McLaughlin pointed out that the key nutrients required for successful potato production are becoming increasingly expensive and under scrutiny for adverse environmental effects in their production and use.
“Phosphorus, potash and sulphur are also non-renewable global resources,” he added.
“But, fortunately, we are not going to run out of these nutrients in the near future, given world resources/reserves.
“However, poorer-quality reserves and increasing costs to mine, manufacture and transport fertilisers, coupled with geopolitical tensions in exporting regions, means that costs of these essential nutrients are likely to increase.”
Ewen Mullins spoke about what is happening in relation to the regulation of new plant breeding techniques in Europe.

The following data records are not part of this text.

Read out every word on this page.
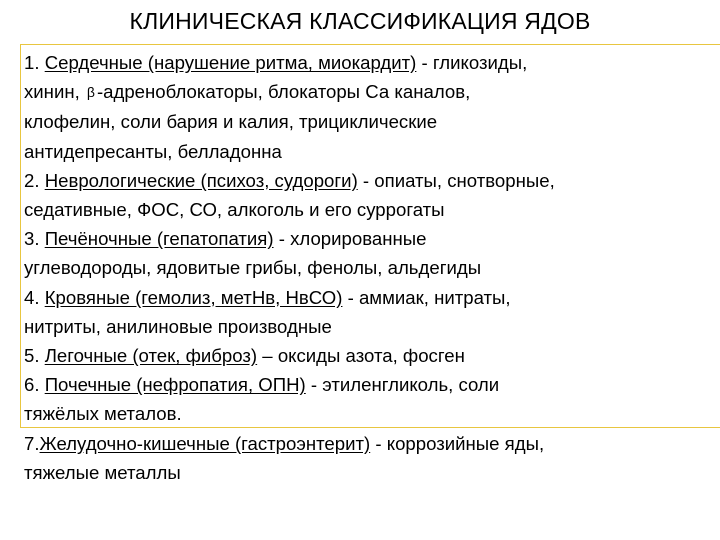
КЛИНИЧЕСКАЯ КЛАССИФИКАЦИЯ ЯДОВ
1. Сердечные (нарушение ритма, миокардит) - гликозиды,
хинин, β -адреноблокаторы, блокаторы Са каналов,
клофелин, соли бария и калия, трициклические
антидепресанты, белладонна
2. Неврологические (психоз, судороги) - опиаты, снотворные,
седативные, ФОС, СО, алкоголь и его суррогаты
3. Печёночные (гепатопатия) - хлорированные
углеводороды, ядовитые грибы, фенолы, альдегиды
4. Кровяные (гемолиз, метНв, НвСО) - аммиак, нитраты,
нитриты, анилиновые производные
5. Легочные (отек, фиброз) – оксиды азота, фосген
6. Почечные (нефропатия, ОПН) - этиленгликоль, соли
тяжёлых металов.
7.Желудочно-кишечные (гастроэнтерит) - коррозийные яды,
тяжелые металлы
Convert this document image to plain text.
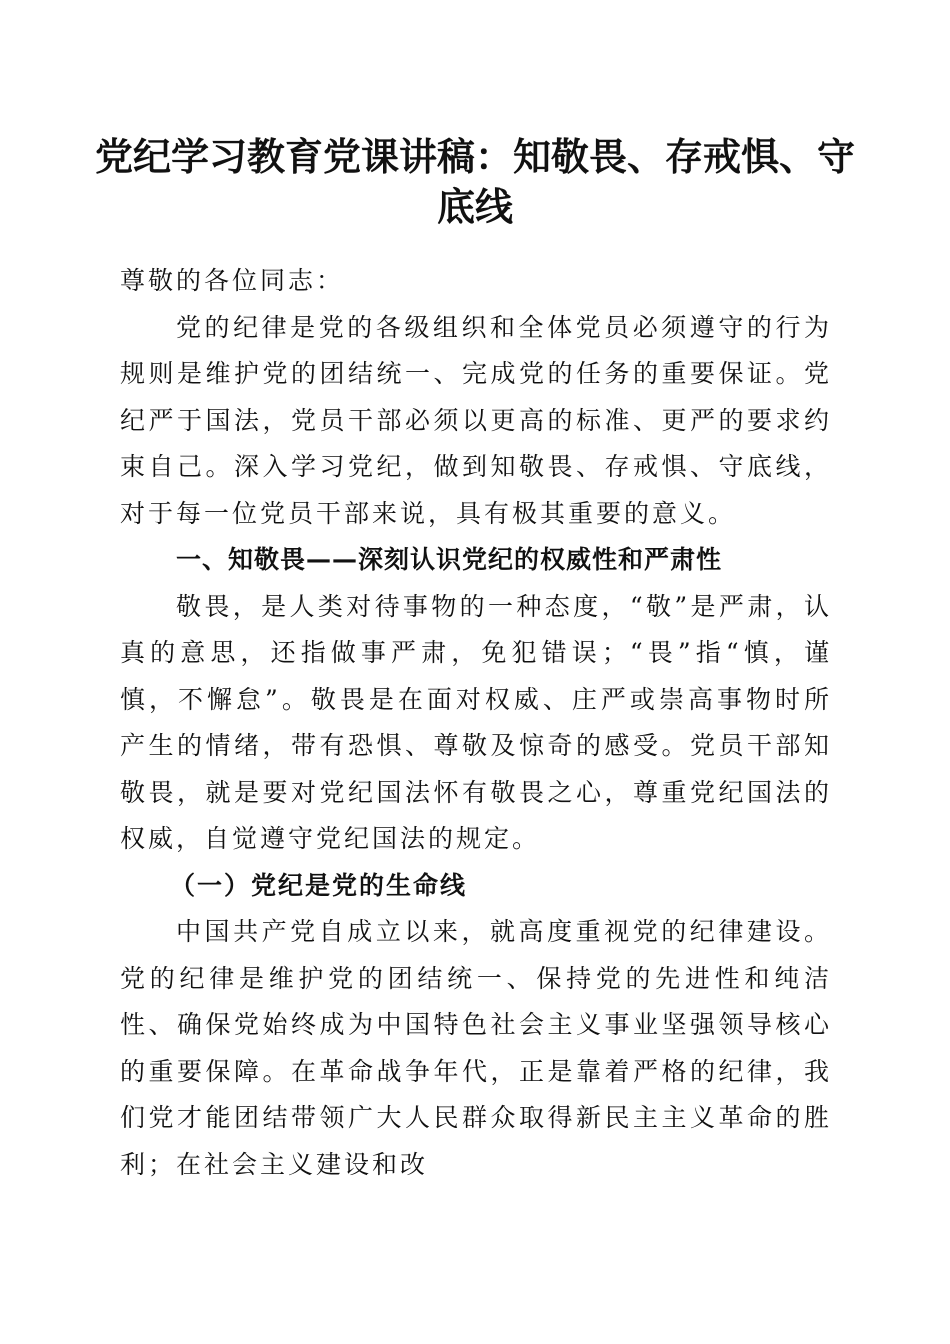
党纪学习教育党课讲稿：知敬畏、存戒惧、守底线

尊敬的各位同志：

党的纪律是党的各级组织和全体党员必须遵守的行为规则是维护党的团结统一、完成党的任务的重要保证。党纪严于国法，党员干部必须以更高的标准、更严的要求约束自己。深入学习党纪，做到知敬畏、存戒惧、守底线，对于每一位党员干部来说，具有极其重要的意义。

一、知敬畏——深刻认识党纪的权威性和严肃性

敬畏，是人类对待事物的一种态度，“敬”是严肃，认真的意思，还指做事严肃，免犯错误；“畏”指“慎，谨慎，不懈怠”。敬畏是在面对权威、庄严或崇高事物时所产生的情绪，带有恐惧、尊敬及惊奇的感受。党员干部知敬畏，就是要对党纪国法怀有敬畏之心，尊重党纪国法的权威，自觉遵守党纪国法的规定。

（一）党纪是党的生命线

中国共产党自成立以来，就高度重视党的纪律建设。党的纪律是维护党的团结统一、保持党的先进性和纯洁性、确保党始终成为中国特色社会主义事业坚强领导核心的重要保障。在革命战争年代，正是靠着严格的纪律，我们党才能团结带领广大人民群众取得新民主主义革命的胜利；在社会主义建设和改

He pointed out that in 2021, the European Commission published a ‘roadmap’ to revisit the legal framework for plants obtained through Novel Genomic Techniques.
The study indicated that the current regulatory system is not fit-for-purpose in light of scientific advancements, according to Mullins.
As a result, Mullins said, policy action should aim at enabling breeding techniques and their products to contribute to sustainability, while ensuring societal concerns are at all times addressed.
“The impact of this initiative is significant,” said Mullins.
“More recent events highlight the expectation that developments will advance further in the months ahead as the EU strives to develop crop production systems with the potential to contribute to the objectives of the Green Deal.”